Zenana Mission
Hannah Mullens describes her battle to reach out to wealthy Indian ladies with nothing to do, nothing to think about and nowhere to go.
1850s
Queen Victoria 1837-1901
Hannah Mullens describes her battle to reach out to wealthy Indian ladies with nothing to do, nothing to think about and nowhere to go.
1850s
Queen Victoria 1837-1901
From the 1850s, Calcutta-born Hannah Mullens (1826–1861) travelled all over India trying to bring literacy, self-respect and spiritual consolation into the dreary leisure of zenanas, the cloistered women’s quarters of well-to-do Indian families. The following account is taken from a letter she wrote from Nagercoil on India’s southernmost tip, then in the Kingdom of Travancore.
IN the various districts in which our sixteen Bible-women* are at work, there are many who are really — though secretly* — followers of Christ. They do not leave their homes and join the Christian community, their names are not in the church list, nor are they reckoned among the number of Christian adherents; but we believe that they belong none the less to Christ’s Church, and have their names written in the Lamb’s Book of Life.* Although for the most part the women are quite indifferent about spiritual things, their one thought being how far they can surpass others in their display of jewels, there are some who before ever they hear of Christianity are crushed with the burden of sin and are earnest seekers after God.
There is a woman living in Kottar* who has grown old and grey during many a thousand miles’ search after salvation. She had been a pilgrim to the Ganges, Benares, Papavinasham, Kurtalam, and many other sacred places;* but no peace rewarded the long journeys of fatigue.

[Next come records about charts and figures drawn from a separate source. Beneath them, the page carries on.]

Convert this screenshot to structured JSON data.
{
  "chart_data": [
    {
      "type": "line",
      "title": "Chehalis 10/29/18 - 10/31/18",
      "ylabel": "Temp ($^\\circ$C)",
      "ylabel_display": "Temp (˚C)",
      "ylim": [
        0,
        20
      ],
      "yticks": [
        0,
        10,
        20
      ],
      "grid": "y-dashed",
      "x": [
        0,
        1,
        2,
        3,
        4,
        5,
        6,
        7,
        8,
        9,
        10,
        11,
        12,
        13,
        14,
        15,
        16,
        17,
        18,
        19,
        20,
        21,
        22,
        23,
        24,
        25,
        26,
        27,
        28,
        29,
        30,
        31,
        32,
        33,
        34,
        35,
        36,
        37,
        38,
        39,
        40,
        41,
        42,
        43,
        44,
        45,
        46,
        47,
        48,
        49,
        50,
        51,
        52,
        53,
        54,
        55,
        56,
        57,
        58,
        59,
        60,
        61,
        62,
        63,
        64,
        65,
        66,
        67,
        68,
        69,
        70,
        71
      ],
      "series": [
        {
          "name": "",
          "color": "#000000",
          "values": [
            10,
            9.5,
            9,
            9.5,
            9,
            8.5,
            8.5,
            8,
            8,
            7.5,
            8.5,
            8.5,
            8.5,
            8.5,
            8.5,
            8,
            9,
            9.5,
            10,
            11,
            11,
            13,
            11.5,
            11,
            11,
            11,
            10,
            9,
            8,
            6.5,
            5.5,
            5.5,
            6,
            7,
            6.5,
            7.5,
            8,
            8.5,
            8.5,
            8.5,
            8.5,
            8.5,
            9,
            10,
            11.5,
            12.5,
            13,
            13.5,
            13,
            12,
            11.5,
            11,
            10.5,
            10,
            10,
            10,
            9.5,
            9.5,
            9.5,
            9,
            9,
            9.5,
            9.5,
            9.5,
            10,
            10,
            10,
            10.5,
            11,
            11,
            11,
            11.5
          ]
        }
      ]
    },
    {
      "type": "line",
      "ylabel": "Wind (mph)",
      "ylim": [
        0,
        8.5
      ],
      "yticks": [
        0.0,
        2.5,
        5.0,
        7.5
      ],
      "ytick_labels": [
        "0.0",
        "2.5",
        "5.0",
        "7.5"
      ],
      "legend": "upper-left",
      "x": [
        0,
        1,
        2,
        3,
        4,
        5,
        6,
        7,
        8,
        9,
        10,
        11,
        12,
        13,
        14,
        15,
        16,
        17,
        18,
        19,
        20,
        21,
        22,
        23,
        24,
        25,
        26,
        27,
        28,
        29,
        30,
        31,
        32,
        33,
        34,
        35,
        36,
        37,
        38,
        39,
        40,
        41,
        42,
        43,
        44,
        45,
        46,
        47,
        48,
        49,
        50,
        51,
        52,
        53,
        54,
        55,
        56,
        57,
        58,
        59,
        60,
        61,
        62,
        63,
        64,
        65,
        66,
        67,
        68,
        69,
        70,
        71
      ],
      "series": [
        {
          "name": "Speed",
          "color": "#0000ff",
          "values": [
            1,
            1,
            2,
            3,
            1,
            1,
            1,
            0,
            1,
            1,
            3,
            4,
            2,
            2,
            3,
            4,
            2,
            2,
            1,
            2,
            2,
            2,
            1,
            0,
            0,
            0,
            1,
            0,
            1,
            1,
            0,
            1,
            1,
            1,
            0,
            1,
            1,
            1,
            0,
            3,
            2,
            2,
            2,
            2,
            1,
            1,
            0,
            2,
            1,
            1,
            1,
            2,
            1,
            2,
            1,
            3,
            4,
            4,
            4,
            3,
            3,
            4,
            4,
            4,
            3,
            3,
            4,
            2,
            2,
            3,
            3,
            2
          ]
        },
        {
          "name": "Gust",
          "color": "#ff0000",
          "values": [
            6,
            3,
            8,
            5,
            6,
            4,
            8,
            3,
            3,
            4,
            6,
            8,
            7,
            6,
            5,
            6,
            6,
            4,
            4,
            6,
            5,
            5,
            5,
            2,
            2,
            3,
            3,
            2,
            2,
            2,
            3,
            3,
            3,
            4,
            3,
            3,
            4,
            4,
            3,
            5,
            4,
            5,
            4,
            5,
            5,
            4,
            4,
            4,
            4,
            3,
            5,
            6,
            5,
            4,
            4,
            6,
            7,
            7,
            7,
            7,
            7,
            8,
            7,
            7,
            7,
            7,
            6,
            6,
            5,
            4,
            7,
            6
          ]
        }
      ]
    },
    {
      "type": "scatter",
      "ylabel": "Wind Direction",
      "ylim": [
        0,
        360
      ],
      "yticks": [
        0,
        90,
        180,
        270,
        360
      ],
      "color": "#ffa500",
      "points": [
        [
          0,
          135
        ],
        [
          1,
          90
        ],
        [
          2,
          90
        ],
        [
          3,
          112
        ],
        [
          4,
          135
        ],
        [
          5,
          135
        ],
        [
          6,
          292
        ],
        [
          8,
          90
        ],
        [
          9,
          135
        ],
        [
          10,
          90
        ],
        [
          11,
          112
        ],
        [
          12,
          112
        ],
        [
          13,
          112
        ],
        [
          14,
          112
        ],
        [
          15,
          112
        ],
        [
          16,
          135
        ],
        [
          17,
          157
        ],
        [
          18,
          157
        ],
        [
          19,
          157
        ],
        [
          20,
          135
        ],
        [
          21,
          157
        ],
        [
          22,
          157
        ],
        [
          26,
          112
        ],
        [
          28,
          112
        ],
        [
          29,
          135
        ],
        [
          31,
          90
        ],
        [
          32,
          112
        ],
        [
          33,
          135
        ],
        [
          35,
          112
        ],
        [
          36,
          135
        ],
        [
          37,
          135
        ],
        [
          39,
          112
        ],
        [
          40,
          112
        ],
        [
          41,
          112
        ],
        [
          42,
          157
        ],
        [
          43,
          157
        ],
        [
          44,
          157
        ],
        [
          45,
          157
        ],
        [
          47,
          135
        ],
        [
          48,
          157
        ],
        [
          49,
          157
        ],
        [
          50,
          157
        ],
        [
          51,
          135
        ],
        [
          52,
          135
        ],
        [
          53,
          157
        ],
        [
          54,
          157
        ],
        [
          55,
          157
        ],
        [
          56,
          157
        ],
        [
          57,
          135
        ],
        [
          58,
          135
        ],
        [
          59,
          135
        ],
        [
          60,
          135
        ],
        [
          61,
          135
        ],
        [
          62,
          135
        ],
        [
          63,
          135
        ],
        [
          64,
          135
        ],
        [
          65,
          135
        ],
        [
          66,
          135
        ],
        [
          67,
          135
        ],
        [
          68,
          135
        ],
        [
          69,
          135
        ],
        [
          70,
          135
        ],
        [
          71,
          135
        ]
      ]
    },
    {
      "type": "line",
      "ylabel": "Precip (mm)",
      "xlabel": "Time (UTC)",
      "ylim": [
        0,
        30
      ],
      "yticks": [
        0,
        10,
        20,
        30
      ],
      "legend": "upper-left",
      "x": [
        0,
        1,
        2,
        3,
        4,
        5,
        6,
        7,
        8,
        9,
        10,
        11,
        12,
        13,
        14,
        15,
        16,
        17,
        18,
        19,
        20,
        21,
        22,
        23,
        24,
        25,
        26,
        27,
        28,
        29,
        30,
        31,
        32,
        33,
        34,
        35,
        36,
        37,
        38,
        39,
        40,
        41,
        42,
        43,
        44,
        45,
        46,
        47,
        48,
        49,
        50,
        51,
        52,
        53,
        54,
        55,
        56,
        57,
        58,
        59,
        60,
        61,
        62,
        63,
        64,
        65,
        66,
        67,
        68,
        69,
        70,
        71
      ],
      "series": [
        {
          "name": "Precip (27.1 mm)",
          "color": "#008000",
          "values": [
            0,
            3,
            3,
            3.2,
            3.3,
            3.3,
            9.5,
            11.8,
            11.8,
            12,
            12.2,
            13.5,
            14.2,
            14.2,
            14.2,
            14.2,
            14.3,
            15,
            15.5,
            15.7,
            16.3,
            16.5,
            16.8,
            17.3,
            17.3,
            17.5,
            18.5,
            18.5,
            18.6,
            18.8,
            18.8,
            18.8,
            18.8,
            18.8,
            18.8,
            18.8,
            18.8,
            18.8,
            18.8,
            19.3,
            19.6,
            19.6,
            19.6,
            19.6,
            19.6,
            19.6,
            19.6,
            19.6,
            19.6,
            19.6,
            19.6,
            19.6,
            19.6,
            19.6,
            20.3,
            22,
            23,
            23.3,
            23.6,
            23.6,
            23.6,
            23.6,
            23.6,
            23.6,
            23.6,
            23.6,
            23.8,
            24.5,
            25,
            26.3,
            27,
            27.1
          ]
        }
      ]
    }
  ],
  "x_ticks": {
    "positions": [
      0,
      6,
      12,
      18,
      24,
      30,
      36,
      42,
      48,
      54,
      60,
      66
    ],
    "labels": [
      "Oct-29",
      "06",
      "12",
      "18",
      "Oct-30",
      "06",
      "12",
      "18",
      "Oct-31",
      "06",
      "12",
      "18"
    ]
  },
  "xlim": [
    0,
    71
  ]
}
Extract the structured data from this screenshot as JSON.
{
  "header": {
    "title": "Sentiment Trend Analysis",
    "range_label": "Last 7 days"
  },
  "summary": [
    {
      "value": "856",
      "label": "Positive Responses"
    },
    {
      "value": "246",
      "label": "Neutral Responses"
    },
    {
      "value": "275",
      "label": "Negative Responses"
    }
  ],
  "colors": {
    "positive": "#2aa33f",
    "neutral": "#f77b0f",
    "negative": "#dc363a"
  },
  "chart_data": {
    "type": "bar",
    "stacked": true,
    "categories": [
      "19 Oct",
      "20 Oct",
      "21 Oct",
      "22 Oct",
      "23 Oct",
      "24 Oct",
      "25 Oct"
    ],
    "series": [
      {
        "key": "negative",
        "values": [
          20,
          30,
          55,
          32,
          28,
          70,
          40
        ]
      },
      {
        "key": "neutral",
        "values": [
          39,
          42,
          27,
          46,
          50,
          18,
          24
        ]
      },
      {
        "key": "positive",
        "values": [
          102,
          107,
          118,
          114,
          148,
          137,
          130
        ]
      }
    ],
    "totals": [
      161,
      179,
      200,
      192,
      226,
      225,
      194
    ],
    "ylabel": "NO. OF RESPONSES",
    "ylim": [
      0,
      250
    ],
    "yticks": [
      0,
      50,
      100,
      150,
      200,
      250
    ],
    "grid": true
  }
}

* Bible-women were Indians, often recruited locally from the lower social classes, who were described by Richard Lovett (1851-1904) as “Christian women with some knowledge of the Bible and of Christian truth, and an adequate amount of intelligence, zeal, and tact”. They could move where even such as Hannah Mullens, who was born in the country and spoke fluent Bengali, could not. Attitudes to the education of women back home in England were not always much better: see Imagine.
* Mullens records several occasions when patriarchs of well-to-do Indian families put their foot down over the invasion of the household zenana. But resistance softened over time. “The boys who had come under Duff’s influence at Calcutta,” wrote Eugene Stock, “though not Christians, had learned to feel the need of companionship in their wives; and a few of the more advanced began to see that women ought to be educated.” The same realisation had come not long before to Daniel Defoe: see The Weakness of Women. “In 1857,” Stock went on, “Dr Duff took a further step by opening a high-class ladies’ school like Mr Bethune’s, but with Christianity avowedly taught; and it is remarkable that many non-Christian Hindus, who had distrusted the ‘neutrality’ of the Bethune School, patronized Duff’s, because of the high moral teaching they knew would be given.”
* A reference to the Revelation of St John, which speaks in several places of a Book of Life in the possession of Jesus Christ, who is the Lamb of God. The book lists the names of all human beings, except those ‘blotted out’ so that nothing “that defileth, neither whatsoever worketh abomination, or maketh a lie” may enter and mar Paradise. See Revelation 21:27.
* Nagercoil grew up around Kottar, which became a suburb of Nagercoil.
* The River Ganges is India’s most famous sacred river, flowing through some 1,550 miles eastwards from the Himalayas in Northern India across to the Bay of Bengal near Calcutta. Benares (Varanasi) is a city in Uttar Pradesh, northeast of India, on the Ganges, associated with Siddartha Gautama, the Buddha. Papavinas(h)am is the name of a sacred waterfall in Tirupati, Andhra Pradesh, said to wash away sins. Courtallam or Coutrallam Falls (also Kutralam or Kuttalam) is a medical spa of some nine distinct waterfalls in Tamil Nadu, southern India, some 52 miles north of Nagercoil.